Furthermore, there was a reference to Aristarchus’ writings in Copernicus’ manuscripts. Still, it was not included in the final form for printing, presumably because the Catholic Church did not hold antiquity’s scientists and philosophers in high regard at the time.

Unfortunately, Aristarchus’ books have perished, although his theories were detailed in Archimedes’ “The Count of Grains of Sand.” The Sun and other stars, according to Aristarchus, stay motionless while the earth rotates in a circle around the Sun. Later thinkers like Seleucus and Pliny the Elder shared this viewpoint. However, Claudius Ptolemy’s subsequent geocentrism thesis, presented in the book “Almagest” in 140, eclipsed the works of antiquity’s scientists and became the only truth for the church, and thus for the rest of the world.

Eratosthenes computed the earth’s radius

Eratosthenes, a Greek mathematician, astronomer, geographer, philologist, and poet, was the head of the Library of Alexandria in the 3rd century BC. Eratosthenes, who had a curious mind and was surrounded by numerous scientific works, chose to calculate the earth’s radius. By the way, the fact that the earth is round has been known since Aristotle’s time, that is, since the 4th century BC.

Eratosthenes was most likely not the first to try to calculate the earth’s radius, but his works on the subject are the oldest. Furthermore, Eratosthenes accomplished it quite well. For his calculations, he compared the shadows thrown at two latitudes on the vernal equinox day, one in Siena and the other in Alexandria or Meroe. As a result, Eratosthenes was able to compute the degree of curvature between latitudes. Based on that, he calculated the diameter of the circle, which was 252 thousand stadia.

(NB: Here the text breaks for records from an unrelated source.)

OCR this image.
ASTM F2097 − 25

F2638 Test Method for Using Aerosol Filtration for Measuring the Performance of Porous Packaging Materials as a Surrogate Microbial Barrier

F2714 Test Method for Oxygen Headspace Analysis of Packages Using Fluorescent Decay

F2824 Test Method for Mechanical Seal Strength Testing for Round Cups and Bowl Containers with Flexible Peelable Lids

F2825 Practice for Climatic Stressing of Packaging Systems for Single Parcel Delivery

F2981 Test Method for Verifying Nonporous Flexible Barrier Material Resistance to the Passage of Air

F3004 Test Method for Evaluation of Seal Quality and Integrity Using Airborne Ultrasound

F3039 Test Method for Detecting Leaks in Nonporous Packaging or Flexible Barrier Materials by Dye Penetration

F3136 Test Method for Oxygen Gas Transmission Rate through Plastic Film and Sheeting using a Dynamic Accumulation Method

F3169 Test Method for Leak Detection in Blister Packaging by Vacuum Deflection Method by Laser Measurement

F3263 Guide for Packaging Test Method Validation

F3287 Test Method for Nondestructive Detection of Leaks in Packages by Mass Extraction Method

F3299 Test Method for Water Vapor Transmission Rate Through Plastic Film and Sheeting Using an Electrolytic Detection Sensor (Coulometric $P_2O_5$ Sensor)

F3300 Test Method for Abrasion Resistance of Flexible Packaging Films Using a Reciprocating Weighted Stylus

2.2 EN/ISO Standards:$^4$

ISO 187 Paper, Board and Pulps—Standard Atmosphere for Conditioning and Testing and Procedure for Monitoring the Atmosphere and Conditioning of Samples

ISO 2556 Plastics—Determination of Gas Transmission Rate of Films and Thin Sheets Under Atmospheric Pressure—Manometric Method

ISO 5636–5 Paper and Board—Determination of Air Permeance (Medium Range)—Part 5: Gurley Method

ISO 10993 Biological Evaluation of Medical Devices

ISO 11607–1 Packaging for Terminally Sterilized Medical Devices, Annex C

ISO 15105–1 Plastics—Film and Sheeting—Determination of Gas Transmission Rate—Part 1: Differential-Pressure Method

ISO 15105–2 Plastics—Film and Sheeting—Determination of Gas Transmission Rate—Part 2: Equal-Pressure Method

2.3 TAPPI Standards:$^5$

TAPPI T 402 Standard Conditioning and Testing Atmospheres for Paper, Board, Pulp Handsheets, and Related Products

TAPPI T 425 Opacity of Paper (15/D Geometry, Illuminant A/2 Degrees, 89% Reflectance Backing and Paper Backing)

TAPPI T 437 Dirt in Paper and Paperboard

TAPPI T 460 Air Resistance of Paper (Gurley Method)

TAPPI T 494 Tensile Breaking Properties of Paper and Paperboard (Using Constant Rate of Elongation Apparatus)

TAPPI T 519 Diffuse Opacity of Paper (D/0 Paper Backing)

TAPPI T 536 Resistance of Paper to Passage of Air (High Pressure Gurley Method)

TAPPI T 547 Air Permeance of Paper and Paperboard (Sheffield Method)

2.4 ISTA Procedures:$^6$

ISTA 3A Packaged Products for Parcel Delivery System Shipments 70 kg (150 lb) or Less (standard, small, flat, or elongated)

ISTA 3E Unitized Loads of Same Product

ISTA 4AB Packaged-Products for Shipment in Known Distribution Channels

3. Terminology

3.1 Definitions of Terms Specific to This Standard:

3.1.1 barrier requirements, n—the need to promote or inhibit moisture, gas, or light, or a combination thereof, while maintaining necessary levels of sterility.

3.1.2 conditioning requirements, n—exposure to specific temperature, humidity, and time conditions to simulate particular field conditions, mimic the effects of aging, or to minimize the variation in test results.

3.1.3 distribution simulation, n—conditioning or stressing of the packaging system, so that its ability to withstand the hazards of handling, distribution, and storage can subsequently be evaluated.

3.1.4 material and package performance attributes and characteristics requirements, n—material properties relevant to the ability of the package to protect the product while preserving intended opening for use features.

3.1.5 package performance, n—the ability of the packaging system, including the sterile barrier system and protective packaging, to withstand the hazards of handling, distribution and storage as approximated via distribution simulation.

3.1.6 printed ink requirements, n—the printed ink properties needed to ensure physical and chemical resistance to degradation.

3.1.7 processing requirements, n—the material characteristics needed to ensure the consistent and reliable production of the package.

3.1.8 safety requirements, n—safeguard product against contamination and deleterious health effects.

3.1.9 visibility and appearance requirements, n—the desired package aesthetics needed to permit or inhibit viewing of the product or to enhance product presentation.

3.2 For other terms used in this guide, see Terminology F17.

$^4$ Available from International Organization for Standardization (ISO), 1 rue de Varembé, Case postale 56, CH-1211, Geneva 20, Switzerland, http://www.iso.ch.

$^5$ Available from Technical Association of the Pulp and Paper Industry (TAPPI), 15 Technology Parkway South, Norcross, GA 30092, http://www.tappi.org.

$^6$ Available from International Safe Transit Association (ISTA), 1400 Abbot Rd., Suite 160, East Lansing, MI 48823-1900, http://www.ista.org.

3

The precise stage Eratosthenes employed is unknown, and the figure ranged from 157.2 to 209.4 meters in various locations. Depending on the stage utilized, this varied from 6302 to 8397 kilometres. The radius of the earth, according to current measurements, is 6371 kilometres, and Eratosthenes was pretty near to reality.

Lucretius described the theory of the microbial origin of diseases

Humanity has always thought that higher powers or other supernatural forces produce disease. Furthermore, even throughout the Renaissance, this idea persisted. Long before that, in the first century BC, Titus Lucretius Carus, a Roman poet and philosopher, mentioned the so-called “seeds” in his philosophical poem “On the Nature of Things,” which may bring sickness if breathed.

All-natural occurrences, he argued, are caused by the interaction of innumerable particles with one another rather than by the will of the gods. In other words, his study discusses the presence of bacteria that cause illnesses.

However, the “seeds” described by Lucretius are not microbes in the modern sense. Rather, he talks about something like an improved miasma theory that was popular until the late 19th century. Nevertheless, Lucretius’s theory prompted scientists to study the nature of diseases and helped them discover microorganisms.

Xenophanes discussed the earth’s geological changes

Xenophanes was a poet and philosopher from ancient Greece who flourished in the 6th century BC. Although we did not have access to Xenophanes’ writings, his philosophical concepts were mirrored in the works of medieval intellectuals. So, for example, the early Christian author Hippolytus of Rome’s book “The Exposure of All Heresies” describes Xenophanes’ study of seashells and fossils, as well as the conclusions taken from it.

Xenophanes felt that land and water had been displaced. The land separated from the ocean with time, and those regions distant from the sea during the time of Xenophanes were previously its bottom. Shells and prints of the carcasses of fish and seals discovered in quarries were evidence to him. According to Xenophanes, everything was originally engulfed in silt, and subsequently, parts of the earth emerged, along with the bones of aquatic animals.

Hippolytus of Rome uses the hypothesis of Xenophanes as confirmation of the biblical flood. In reality, Xenophanes discovered proof of geological changes that had occurred on earth for millions of years.